Tacconelli Evelina, Cataldo Maria Adriana, De Pascale Gennaro, Manno Daniela, Spanu Teresa, Cambieri Andrea, Antonelli Massimo, Sanguinetti Maurizio, Fadda Giovanni, Cauda Roberto
Department of Infectious Diseases, Università Cattolica Sacro Cuore, 00168 Rome, Italy.
J Antimicrob Chemother. 2008 Nov;62(5):1130-7. doi: 10.1093/jac/dkn289. Epub 2008 Jul 17.

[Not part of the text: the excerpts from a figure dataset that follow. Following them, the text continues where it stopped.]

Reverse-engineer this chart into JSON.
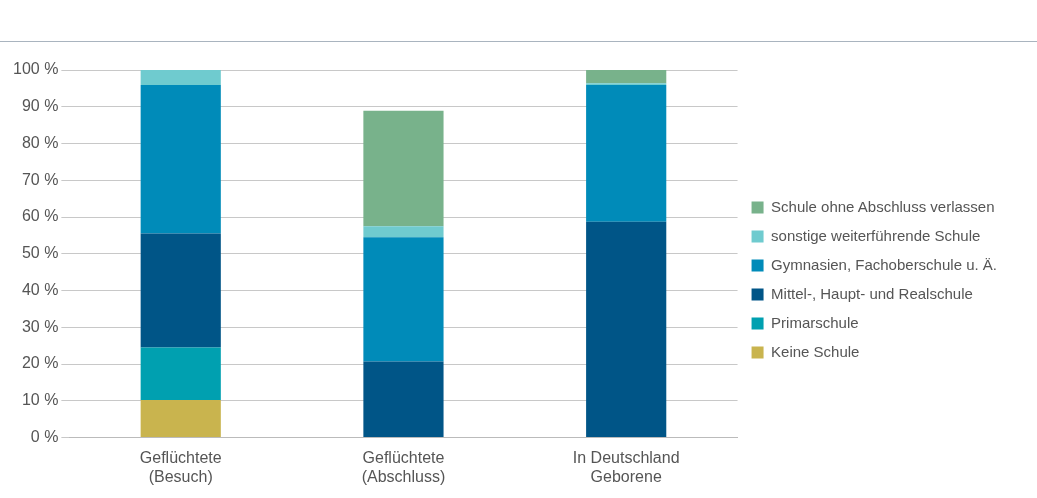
{
  "chart_data": {
    "type": "bar",
    "stacked": true,
    "categories": [
      "Geflüchtete\n(Besuch)",
      "Geflüchtete\n(Abschluss)",
      "In Deutschland\nGeborene"
    ],
    "series": [
      {
        "name": "Keine Schule",
        "color": "#c9b44e",
        "values": [
          10.2,
          null,
          null
        ]
      },
      {
        "name": "Primarschule",
        "color": "#00a0b0",
        "values": [
          14.3,
          null,
          null
        ]
      },
      {
        "name": "Mittel-, Haupt- und Realschule",
        "color": "#005587",
        "values": [
          31,
          20.7,
          58.7
        ]
      },
      {
        "name": "Gymnasien, Fachoberschule u. Ä.",
        "color": "#008bb9",
        "values": [
          40.4,
          33.8,
          37.2
        ]
      },
      {
        "name": "sonstige weiterführende Schule",
        "color": "#6fcbcf",
        "values": [
          4.1,
          3,
          0.5
        ]
      },
      {
        "name": "Schule ohne Abschluss verlassen",
        "color": "#78b28b",
        "values": [
          null,
          31.4,
          3.6
        ]
      }
    ],
    "ylim": [
      0,
      100
    ],
    "yticks": [
      {
        "value": 0,
        "label": "0 %"
      },
      {
        "value": 10,
        "label": "10 %"
      },
      {
        "value": 20,
        "label": "20 %"
      },
      {
        "value": 30,
        "label": "30 %"
      },
      {
        "value": 40,
        "label": "40 %"
      },
      {
        "value": 50,
        "label": "50 %"
      },
      {
        "value": 60,
        "label": "60 %"
      },
      {
        "value": 70,
        "label": "70 %"
      },
      {
        "value": 80,
        "label": "80 %"
      },
      {
        "value": 90,
        "label": "90 %"
      },
      {
        "value": 100,
        "label": "100 %"
      }
    ],
    "grid": "y",
    "legend": "right"
  }
}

The multidrug-resistant (MDR) Acinetobacter baumannii calcoaceticus complex (Abc) has emerged as an important cause of nosocomial infections. The aims of the study were to evaluate risk factors for MDR-Abc in intensive care units (ICUs) as well as in medical and surgical wards, to define the likelihood ratios (LRs) of risk factors and to determine if risk factors differ depending on whether colonization or infections are considered.

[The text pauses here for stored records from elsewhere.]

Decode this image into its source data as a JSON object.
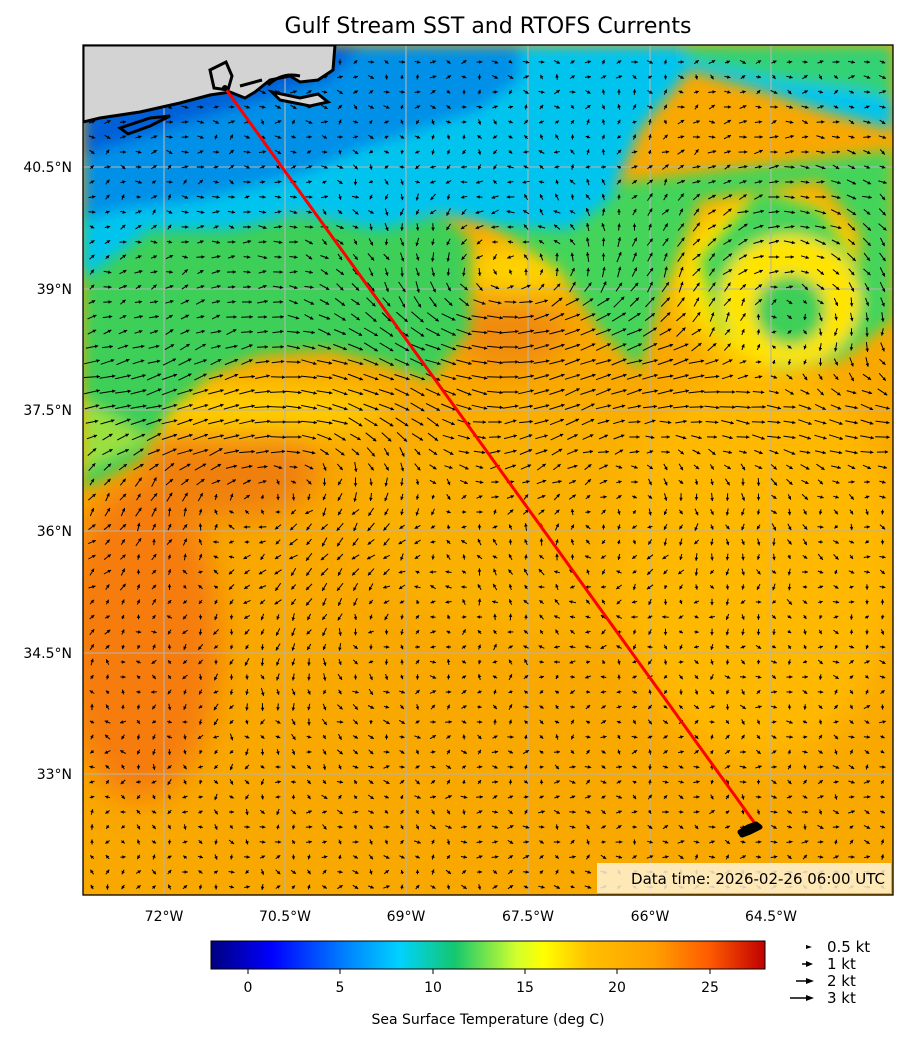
{
  "title": "Gulf Stream SST and RTOFS Currents",
  "map": {
    "lon_range": [
      -72.8,
      -64.5
    ],
    "lat_range": [
      31.8,
      40.9
    ],
    "lon_ticks": [
      "72°W",
      "70.5°W",
      "69°W",
      "67.5°W",
      "66°W",
      "64.5°W"
    ],
    "lat_ticks": [
      "40.5°N",
      "39°N",
      "37.5°N",
      "36°N",
      "34.5°N",
      "33°N"
    ],
    "grid": true,
    "land_color": "#d3d3d3",
    "track_color": "#ff0000",
    "track": {
      "start": {
        "lon": -71.1,
        "lat": 41.1
      },
      "end": {
        "lon": -64.7,
        "lat": 32.4
      }
    },
    "current_arrows": "black quiver arrows (RTOFS surface currents)"
  },
  "data_time_label": "Data time: 2026-02-26 06:00 UTC",
  "colorbar": {
    "label": "Sea Surface Temperature (deg C)",
    "range": [
      -2,
      28
    ],
    "ticks": [
      "0",
      "5",
      "10",
      "15",
      "20",
      "25"
    ],
    "colormap": "jet"
  },
  "arrow_legend": [
    {
      "label": "0.5 kt",
      "speed_kt": 0.5
    },
    {
      "label": "1 kt",
      "speed_kt": 1
    },
    {
      "label": "2 kt",
      "speed_kt": 2
    },
    {
      "label": "3 kt",
      "speed_kt": 3
    }
  ],
  "colors": {
    "sst_warm": "#f7a100",
    "sst_yellow": "#ffd21a",
    "sst_green": "#3fd35a",
    "sst_cyan": "#00c8ee",
    "sst_blue": "#0078e0",
    "frame": "#000000"
  }
}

Two prospective matched case-control studies were performed. MDR-Abc was defined as a strain resistant to four or more classes of antibiotics. The two case groups included patients with MDR-Abc infections or colonization. Controls were selected among patients not harbouring Abc. Matching criteria were the number of days from admission to MDR-Abc isolation among cases and the duration of hospitalization among controls.
Overall, 514 patients were included in the study. One hundred and thirty-seven patients were infected and 120 colonized. A Charlson score >3 and previous methicillin-resistant Staphylococcus aureus isolation and beta-lactam use were independent risk factors for colonization and infection. Bedridden status and previous ICU admission were associated with colonization, while the presence of a central venous catheter and surgery were related to infection. The analysis of LRs showed an association between the presence of more than two risk factors and colonization or infection. The highest predicting value was observed for the presence of more than two risk factors and colonization in patients with no history of ICU admission.
This study provides novel information that can be used to identify interventions for different stages of the spread of MDR-Abc.
多重耐药鲍曼不动杆菌-醋酸钙复合体(MDR-Abc)已成为医院感染的重要原因。本研究的目的是评估重症监护病房(ICU)以及内科和外科病房中MDR-Abc的危险因素,确定危险因素的似然比(LRs),并确定危险因素是否因考虑定植或感染而有所不同。
进行了两项前瞻性匹配病例对照研究。MDR-Abc被定义为对四类或更多类抗生素耐药的菌株。两个病例组包括患有MDR-Abc感染或定植的患者。对照组从未携带Abc的患者中选择。匹配标准为病例中从入院到分离出MDR-Abc的天数以及对照组的住院时间。
总体而言,514名患者纳入研究。137名患者感染,120名患者定植。Charlson评分>3、既往有耐甲氧西林金黄色葡萄球菌分离史以及使用β-内酰胺类药物是定植和感染的独立危险因素。卧床状态和既往入住ICU与定植有关,而中心静脉导管的存在和手术与感染有关。似然比分析显示,存在两个以上危险因素与定植或感染之间存在关联。在无ICU入院史的患者中,观察到存在两个以上危险因素与定植的预测价值最高。
本研究提供了可用于确定针对MDR-Abc传播不同阶段干预措施的新信息。